The extremely intelligent Len Burman does not like the fact that the prescription drug benefit under consideration comes without a funding source:

Tax Policy Center | A Project of the Urban Institute & the Brookings Institution: ...The proposed prescription drug benefit under Medicare and associated tax subsidies for health savings accounts may not directly dig the Medicare hole deeper, but they represent a major expansion of the Medicare program, which will only partially be financed by premiums. The Congressional Budget Office estimated that the new program will cost $394 billion over the next decade--more than four times the projected Medicare surpluses over the same period ($88 billion).
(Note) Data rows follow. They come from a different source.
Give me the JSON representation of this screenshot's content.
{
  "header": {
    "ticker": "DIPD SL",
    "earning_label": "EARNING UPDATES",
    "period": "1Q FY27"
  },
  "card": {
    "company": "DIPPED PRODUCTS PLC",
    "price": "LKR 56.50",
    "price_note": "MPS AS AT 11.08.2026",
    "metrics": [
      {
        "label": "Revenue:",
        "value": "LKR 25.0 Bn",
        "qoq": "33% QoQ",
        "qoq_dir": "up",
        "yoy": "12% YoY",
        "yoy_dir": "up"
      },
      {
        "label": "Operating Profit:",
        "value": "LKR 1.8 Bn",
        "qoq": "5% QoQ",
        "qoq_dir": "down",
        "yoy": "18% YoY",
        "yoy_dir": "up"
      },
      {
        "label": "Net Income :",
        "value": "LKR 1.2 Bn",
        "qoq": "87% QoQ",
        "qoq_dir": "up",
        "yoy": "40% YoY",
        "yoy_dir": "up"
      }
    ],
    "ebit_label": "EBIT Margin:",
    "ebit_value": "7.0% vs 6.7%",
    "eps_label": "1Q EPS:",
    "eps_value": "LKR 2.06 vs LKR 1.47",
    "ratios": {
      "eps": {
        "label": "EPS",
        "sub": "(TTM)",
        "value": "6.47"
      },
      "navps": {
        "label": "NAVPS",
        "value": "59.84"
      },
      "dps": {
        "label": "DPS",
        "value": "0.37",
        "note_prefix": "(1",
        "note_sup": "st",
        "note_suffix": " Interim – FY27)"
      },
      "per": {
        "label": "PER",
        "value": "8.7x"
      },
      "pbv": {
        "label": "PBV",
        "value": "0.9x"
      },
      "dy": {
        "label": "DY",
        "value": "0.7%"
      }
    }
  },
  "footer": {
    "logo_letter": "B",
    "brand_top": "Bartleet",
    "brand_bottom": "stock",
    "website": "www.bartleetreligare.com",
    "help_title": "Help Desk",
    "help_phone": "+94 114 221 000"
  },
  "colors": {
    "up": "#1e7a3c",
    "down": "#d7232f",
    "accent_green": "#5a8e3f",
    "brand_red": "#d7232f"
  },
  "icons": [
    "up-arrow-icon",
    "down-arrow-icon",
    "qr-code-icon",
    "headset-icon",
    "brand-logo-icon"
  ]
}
The costs in the first decade, however, understate the long run costs because prescription drug coverage under Medicare does not begin until 2006. Assuming that costs will grow at the rate of overall Medicare outlays, the second ten years would cost nearly $1 trillion. In fact, if recent trends continue, prescription drug costs are likely to grow faster than overall health spending, so this is likely to be an underestimate...

Posted by DeLong at November 21, 2003 02:58 PM | TrackBack

Comments

This is what amazes about the Medicare bill. Forget about distributional effects, and cherry picking and HSAs; those are second-order problems. We're about to create an enormous entitlement, that we're not paying for, at a time of huge deficits, and we still have to deal with the baby-boomers retirement--and now we've made that much _more_ expensive.

_And no one seems to care!_ No comments here, either. Sad.